Raspberry Robin is a cluster of malicious activity that involves a worm that is installed via USB drives and can compromise QNAP devices using HTTP requests containing the victim’s device and username. QNAP is a Network Attached Storage (NAS) device that works as a backup to store all information files running while constantly connecting to the internet. In general, the worm is carried on an external disk that uses Windows Installer to connect to QNAP-related domains and has .lnk files that lure victims into executing it.
The infection is initiated by two files that share the same directory on the external drive. A malicious .lnk file is present in it and it contains a Windows shell command within it. The next file is a BAT file, which has padded data and two specific commands in it. The execution of these files triggers the download and execution of legitimate installer packages that deliver malware and communicate with external malicious domains to get a hold of the C2 server.
Further, it uses a bin file (‘msiexec.exe’) to extract and execute malicious shared libraries (DLL) from compromised QNAP devices, making external network connections to URLs that include the victim’s hostname and username. To make the infection undetectable, it used three Windows system processes(“rundll32.exe,” “dllhost.exe” and “regsvr32.exe”) and communicates through TOR(The Onion Router) nodes. In the process, the TCP ports used to communicate with the external network were 80, 443, and 8080.
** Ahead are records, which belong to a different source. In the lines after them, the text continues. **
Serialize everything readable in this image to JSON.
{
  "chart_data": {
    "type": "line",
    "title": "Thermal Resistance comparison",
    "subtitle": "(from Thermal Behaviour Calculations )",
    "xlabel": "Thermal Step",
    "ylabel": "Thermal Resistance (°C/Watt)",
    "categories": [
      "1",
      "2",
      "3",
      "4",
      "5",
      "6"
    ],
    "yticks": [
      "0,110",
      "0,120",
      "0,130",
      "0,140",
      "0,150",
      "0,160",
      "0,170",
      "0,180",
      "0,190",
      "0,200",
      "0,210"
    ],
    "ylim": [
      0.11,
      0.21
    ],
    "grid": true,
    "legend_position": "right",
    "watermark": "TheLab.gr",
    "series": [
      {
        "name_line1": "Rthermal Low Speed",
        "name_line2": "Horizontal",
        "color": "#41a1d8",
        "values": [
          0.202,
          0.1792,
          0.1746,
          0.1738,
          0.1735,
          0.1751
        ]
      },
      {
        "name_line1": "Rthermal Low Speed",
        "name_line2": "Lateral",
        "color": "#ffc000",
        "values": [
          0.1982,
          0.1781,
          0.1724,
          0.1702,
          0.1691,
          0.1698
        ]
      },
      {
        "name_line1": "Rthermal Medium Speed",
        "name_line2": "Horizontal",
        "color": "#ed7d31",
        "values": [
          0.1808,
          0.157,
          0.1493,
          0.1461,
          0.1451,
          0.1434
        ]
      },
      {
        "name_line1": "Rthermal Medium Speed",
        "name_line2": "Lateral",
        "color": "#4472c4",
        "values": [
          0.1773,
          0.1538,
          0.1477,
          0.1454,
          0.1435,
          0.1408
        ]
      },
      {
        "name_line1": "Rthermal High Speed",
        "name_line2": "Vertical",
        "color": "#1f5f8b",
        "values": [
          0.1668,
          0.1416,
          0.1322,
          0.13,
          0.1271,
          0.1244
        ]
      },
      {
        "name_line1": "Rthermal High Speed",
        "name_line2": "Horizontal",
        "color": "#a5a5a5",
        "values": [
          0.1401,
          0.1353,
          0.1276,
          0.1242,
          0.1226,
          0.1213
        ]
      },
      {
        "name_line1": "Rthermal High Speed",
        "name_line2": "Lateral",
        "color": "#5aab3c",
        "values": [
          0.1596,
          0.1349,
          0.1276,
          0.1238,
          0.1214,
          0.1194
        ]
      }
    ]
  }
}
And Further, the worm can use a Windows registry key to automatically load malicious modules via “rundll32.exe”, which launches a legitimate Windows utility like odbconf.exe to execute the malicious .DLL at every startup. The identical DLL that was downloaded during the initial infection stage by the “msiexec.exe” process repeats the procedure injection while maintaining the communication.
It is an evolving and spreading persistent threat, programmed to infect victims with Microsoft links and deliver it through file archives on removable devices or ISO files, with the capability to infect systems by running at every system startup.
As Raspberry Robin has a persistent mechanism and actively maintains communication with TOR exit nodes, it is recommended to block all outgoing connections to TOR-related addresses and test and scan devices to detect these kinds of specific threats by detecting initial access methods or malicious modules running within the infected system. In general, it is good to make sure that the devices’ firewall and scanning mechanism are enticed to deal with such malware infection.